Just when you thought the humanoid robot party couldn’t get more crowded, Mentee Robotics elbows its way to the front with a teaser for its new MenteeBot V3.1. The Israeli startup, co-founded by Mobileye CEO and serial entrepreneur Amnon Shashua, is showcasing a machine built from the ground up for the grueling reality of industrial work, boasting a payload capacity of up to 25 kg (55 lbs).
The V3.1 stands 175 cm (5'9") tall and weighs in at a solid 70 kg (154 lbs). But the most telling feature isn’t its spec sheet—it’s the company’s obsessive focus on vertical integration. Mentee Robotics claims its in-house development of everything from proprietary actuators and precision motor drivers to robotic hands with motor-based tactile sensing is the key to cracking the “Sim2Real” gap. This notorious problem in robotics refers to the difficulty of transferring AI learning from clean, predictable simulations to the chaotic real world.

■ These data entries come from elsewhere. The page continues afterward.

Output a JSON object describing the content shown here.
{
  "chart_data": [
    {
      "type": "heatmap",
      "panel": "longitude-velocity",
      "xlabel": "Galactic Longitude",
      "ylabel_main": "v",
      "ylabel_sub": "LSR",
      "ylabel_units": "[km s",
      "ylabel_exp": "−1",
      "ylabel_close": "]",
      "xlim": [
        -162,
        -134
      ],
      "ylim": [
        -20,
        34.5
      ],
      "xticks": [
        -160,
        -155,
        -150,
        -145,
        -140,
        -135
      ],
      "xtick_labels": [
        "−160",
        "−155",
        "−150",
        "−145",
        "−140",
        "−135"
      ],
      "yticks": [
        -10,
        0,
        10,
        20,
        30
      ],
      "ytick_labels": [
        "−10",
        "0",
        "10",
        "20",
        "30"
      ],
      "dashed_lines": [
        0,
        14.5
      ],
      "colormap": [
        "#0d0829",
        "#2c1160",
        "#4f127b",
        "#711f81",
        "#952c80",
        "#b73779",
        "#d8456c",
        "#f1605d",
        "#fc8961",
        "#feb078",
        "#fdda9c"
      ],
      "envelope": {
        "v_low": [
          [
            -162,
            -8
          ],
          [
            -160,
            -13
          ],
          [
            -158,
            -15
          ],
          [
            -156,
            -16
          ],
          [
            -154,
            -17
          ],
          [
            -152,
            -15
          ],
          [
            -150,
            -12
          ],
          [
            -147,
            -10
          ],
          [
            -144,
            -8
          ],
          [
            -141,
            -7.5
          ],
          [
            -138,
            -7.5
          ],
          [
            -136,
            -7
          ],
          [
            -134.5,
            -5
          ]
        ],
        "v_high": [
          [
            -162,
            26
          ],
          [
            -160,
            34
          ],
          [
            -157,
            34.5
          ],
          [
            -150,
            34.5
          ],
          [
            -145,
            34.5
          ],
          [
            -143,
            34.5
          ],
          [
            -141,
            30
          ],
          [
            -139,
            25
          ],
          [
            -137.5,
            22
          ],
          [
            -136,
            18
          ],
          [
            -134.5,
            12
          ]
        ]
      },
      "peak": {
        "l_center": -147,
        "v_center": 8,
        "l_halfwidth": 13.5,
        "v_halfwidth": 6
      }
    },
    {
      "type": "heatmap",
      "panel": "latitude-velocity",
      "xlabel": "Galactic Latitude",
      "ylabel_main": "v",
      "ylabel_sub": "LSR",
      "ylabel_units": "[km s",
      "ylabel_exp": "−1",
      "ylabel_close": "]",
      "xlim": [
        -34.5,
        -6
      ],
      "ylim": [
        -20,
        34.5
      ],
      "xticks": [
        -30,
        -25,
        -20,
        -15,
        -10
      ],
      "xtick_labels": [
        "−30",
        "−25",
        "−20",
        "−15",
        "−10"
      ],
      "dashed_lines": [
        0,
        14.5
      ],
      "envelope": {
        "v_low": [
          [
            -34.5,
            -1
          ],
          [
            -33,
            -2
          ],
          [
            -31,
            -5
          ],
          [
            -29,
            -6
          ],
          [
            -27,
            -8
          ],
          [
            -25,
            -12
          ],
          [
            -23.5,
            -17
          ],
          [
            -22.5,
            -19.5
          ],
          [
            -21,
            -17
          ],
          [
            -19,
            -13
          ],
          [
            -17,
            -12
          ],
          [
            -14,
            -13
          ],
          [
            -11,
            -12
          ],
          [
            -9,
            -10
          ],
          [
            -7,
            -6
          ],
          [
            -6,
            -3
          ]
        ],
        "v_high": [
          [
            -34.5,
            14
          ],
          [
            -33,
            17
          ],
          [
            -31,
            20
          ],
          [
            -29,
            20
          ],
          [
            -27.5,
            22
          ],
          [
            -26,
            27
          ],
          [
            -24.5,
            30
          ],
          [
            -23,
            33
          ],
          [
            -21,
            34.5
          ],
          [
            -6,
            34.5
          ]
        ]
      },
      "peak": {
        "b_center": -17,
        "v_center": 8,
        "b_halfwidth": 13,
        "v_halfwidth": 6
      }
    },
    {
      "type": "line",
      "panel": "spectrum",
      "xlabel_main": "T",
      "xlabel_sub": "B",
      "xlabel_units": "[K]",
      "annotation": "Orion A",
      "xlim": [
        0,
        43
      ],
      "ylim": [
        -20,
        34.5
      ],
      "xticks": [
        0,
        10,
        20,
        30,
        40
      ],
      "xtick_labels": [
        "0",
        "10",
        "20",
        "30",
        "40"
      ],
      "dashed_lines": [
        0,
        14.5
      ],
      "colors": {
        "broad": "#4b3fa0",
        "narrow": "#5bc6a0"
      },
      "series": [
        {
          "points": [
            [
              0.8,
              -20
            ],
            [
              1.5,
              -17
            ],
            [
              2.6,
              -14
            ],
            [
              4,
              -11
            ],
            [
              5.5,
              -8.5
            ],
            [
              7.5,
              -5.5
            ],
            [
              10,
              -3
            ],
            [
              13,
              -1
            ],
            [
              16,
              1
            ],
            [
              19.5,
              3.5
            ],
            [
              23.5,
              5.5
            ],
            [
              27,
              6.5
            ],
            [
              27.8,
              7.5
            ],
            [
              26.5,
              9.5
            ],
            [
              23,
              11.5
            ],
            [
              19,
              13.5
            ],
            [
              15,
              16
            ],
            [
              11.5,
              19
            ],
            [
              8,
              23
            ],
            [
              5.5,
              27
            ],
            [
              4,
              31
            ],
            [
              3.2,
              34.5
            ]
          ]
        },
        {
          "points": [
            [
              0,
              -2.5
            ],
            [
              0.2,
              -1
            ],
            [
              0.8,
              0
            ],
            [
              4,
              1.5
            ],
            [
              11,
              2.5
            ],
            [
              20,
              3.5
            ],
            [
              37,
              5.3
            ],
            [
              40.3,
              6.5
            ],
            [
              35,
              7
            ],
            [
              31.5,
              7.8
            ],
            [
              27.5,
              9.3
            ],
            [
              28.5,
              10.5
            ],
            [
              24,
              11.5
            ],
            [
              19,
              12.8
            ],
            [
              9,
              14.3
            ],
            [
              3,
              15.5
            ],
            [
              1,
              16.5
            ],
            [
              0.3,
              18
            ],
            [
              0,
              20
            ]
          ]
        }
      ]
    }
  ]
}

To keep the robot punching the clock, Mentee has designed a hot-swappable battery system, aiming for uninterrupted 24/7 operation. With 40 degrees of freedom and a walking speed of 1.5 m/s, the bot is clearly intended for dynamic environments like logistics and manufacturing floors. The company, which came out of stealth in 2024, is targeting the first quarter of 2025 for a production-ready prototype.
Why is this important?
While companies are racing to demo humanoids folding laundry, Mentee Robotics is doubling down on the unglamorous but critical industrial sector. Its “full-stack” approach is a direct shot at the reliability and deployment issues that have kept most humanoids in the lab. By controlling every component, from the motors to the AI, Mentee believes it can achieve the robustness needed for scalable, real-world use. If they can truly minimize the Sim2Real gap, they won’t just be building another humanoid; they’ll be building a viable robotic workforce for a market projected to explode in the coming years.